Johnston recalled a set of questions that she maintains the trooper asked her and her husband.
“‘Are you married? Why don’t you share the same name?’ And then she looked at my husband and she said, ‘You look familiar. Why do you look familiar? Are you hiding something?’ And he was like, 'No I’m not hiding anything. I’m injured and I’m wanting to go home,’” Johnston said.
Bosworth said he's saddened by what he believes is the response by the majority of people pulled over in traffic stops.
He believes too many drivers and passengers are intimidated to the point they ignore their Fourth Amendment protection against unreasonable search and seizure.
“You know, it’s my constitutional right not to be questioned and not to be ID'd without probable cause. It was my duty to say,’You know, hey, my constitutional rights are being violated here. Am I under investigation? No! Have I done anything wrong? No,’” he said.
Although Bosworth and Johnston say the trooper was adamant that they had been driving in a passing lane, she let them go.
But to focus on state troopers exclusively isn’t fair. Sheriffs and police sometimes use the same approach.
Karen Crenshaw, a 51-year-old who had just moved to West Texas, says she was stopped for not coming to a complete stop at the sole traffic light in rural Marfa, Texas.
“I’ve always had a great respect for law enforcement. And I’ve never felt nervous or upset when they pull me over,” she said.

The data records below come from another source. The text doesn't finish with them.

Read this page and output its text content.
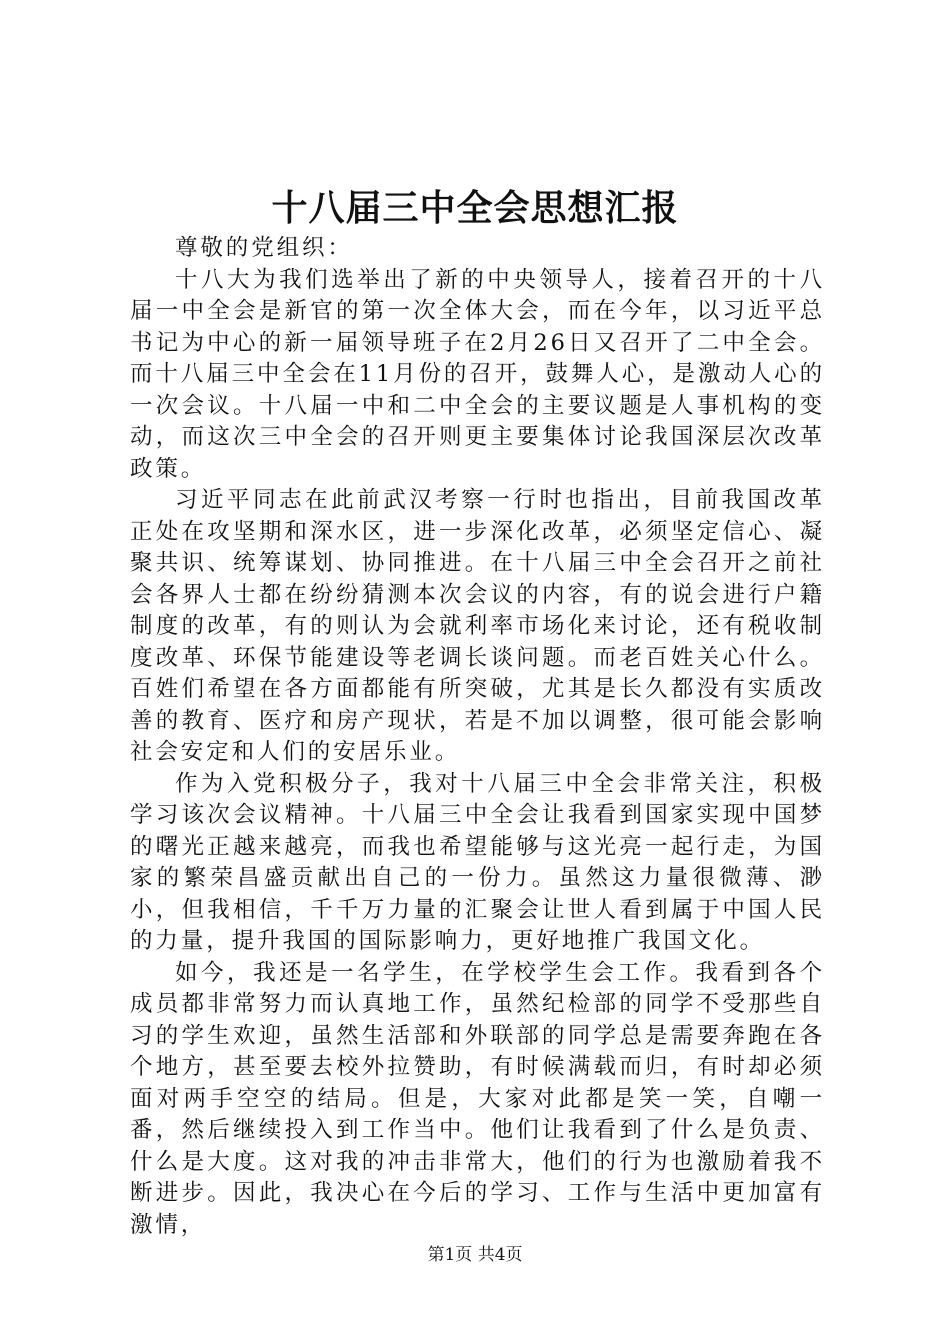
十八届三中全会思想汇报

尊敬的党组织：

十八大为我们选举出了新的中央领导人，接着召开的十八届一中全会是新官的第一次全体大会，而在今年，以习近平总书记为中心的新一届领导班子在2月26日又召开了二中全会。而十八届三中全会在11月份的召开，鼓舞人心，是激动人心的一次会议。十八届一中和二中全会的主要议题是人事机构的变动，而这次三中全会的召开则更主要集体讨论我国深层次改革政策。

习近平同志在此前武汉考察一行时也指出，目前我国改革正处在攻坚期和深水区，进一步深化改革，必须坚定信心、凝聚共识、统筹谋划、协同推进。在十八届三中全会召开之前社会各界人士都在纷纷猜测本次会议的内容，有的说会进行户籍制度的改革，有的则认为会就利率市场化来讨论，还有税收制度改革、环保节能建设等老调长谈问题。而老百姓关心什么。百姓们希望在各方面都能有所突破，尤其是长久都没有实质改善的教育、医疗和房产现状，若是不加以调整，很可能会影响社会安定和人们的安居乐业。

作为入党积极分子，我对十八届三中全会非常关注，积极学习该次会议精神。十八届三中全会让我看到国家实现中国梦的曙光正越来越亮，而我也希望能够与这光亮一起行走，为国家的繁荣昌盛贡献出自己的一份力。虽然这力量很微薄、渺小，但我相信，千千万力量的汇聚会让世人看到属于中国人民的力量，提升我国的国际影响力，更好地推广我国文化。

如今，我还是一名学生，在学校学生会工作。我看到各个成员都非常努力而认真地工作，虽然纪检部的同学不受那些自习的学生欢迎，虽然生活部和外联部的同学总是需要奔跑在各个地方，甚至要去校外拉赞助，有时候满载而归，有时却必须面对两手空空的结局。但是，大家对此都是笑一笑，自嘲一番，然后继续投入到工作当中。他们让我看到了什么是负责、什么是大度。这对我的冲击非常大，他们的行为也激励着我不断进步。因此，我决心在今后的学习、工作与生活中更加富有激情，

第1页 共4页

Crenshaw says it was around 11 at night in late April and that two deputies gave her a written warning after a line of questioning that she believes wasn’t relevant.
“‘Where did you move here from? Do you have any illegal substances in the car? Have you ever been arrested? Or convicted of a felony?’ It just felt like overkill,'” Crenshaw recalled.

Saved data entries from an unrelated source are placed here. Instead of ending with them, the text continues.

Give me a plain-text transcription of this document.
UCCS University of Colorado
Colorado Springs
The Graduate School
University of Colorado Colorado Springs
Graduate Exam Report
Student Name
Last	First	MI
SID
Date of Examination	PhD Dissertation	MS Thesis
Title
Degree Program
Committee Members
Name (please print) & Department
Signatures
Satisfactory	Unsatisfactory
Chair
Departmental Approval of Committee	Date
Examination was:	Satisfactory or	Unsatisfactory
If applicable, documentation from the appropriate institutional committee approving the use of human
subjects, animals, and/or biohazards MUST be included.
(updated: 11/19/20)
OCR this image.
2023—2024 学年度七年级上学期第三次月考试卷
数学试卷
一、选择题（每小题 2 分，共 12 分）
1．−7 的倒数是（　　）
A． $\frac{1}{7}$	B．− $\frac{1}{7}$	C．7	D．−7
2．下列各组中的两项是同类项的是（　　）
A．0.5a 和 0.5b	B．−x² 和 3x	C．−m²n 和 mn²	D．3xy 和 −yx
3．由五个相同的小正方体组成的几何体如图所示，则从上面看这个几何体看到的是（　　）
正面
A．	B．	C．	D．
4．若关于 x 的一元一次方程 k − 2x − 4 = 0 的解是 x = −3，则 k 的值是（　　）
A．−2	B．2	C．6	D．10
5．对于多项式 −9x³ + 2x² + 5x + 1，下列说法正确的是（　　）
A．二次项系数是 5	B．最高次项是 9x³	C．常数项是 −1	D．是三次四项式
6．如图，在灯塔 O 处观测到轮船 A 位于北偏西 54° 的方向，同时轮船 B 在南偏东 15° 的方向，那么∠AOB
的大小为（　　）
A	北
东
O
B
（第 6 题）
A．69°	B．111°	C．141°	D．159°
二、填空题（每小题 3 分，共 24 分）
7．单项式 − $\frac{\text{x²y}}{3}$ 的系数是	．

Constitutional law professor Meg Penrose at Texas A & M Law School says that kind of questioning — beyond the scope of the traffic offense — is itself a violation.
“The longer an officer holds you beyond a traffic stop when there is no probable cause to detain you, that officer has then actually then committed an unconstitutional seizure,” Penrose said.

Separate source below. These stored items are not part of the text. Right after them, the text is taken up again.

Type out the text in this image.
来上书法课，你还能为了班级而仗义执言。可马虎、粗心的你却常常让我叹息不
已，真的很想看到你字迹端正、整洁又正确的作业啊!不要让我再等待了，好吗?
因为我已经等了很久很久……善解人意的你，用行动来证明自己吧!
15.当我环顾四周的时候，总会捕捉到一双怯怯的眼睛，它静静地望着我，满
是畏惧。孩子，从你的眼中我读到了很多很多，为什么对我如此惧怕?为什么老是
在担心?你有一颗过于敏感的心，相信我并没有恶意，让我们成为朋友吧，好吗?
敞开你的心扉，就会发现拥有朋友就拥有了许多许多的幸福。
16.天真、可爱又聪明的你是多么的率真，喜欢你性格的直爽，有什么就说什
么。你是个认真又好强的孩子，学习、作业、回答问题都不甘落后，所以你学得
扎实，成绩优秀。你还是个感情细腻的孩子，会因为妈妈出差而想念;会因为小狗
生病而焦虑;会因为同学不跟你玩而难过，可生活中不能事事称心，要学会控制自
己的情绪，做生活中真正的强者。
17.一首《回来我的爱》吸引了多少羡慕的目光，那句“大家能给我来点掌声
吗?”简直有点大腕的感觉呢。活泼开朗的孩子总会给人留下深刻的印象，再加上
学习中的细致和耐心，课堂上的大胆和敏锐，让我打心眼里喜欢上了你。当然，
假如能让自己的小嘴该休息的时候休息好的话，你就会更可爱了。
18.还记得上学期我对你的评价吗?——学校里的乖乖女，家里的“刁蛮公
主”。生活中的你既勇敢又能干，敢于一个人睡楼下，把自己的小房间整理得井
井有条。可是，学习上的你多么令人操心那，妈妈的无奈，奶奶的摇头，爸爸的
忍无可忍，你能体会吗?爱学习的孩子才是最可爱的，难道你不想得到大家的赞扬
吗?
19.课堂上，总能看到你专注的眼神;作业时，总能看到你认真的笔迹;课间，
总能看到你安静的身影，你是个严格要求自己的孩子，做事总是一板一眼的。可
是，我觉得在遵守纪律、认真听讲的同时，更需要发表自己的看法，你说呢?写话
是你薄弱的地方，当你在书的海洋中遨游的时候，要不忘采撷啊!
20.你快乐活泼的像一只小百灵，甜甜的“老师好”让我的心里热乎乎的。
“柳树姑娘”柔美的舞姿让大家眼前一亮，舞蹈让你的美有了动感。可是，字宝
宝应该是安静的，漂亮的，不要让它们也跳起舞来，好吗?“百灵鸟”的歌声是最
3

That's not the case at U.S. Border Patrol checkpoints. Penrose says that agents have the legal right to determine immigration status. But you do not have to answer any questions. If an agent suspects you are in the United States illegally, you can be detained.
But refusing to answer questions does not legally constitute probable cause.
Things are different in Arizona. There the Department of Justice told the state in May that it won’t challenge Arizona’s so-called “show-me-your-papers” provision. That follows a U.S. Supreme Court decision sustaining the provision, while at the same time allowing for future challenges to it.
That provision is now under challenge in a class-action lawsuit. That means that in Arizona, officers can still stop you and ask you to show you’re in the country legally.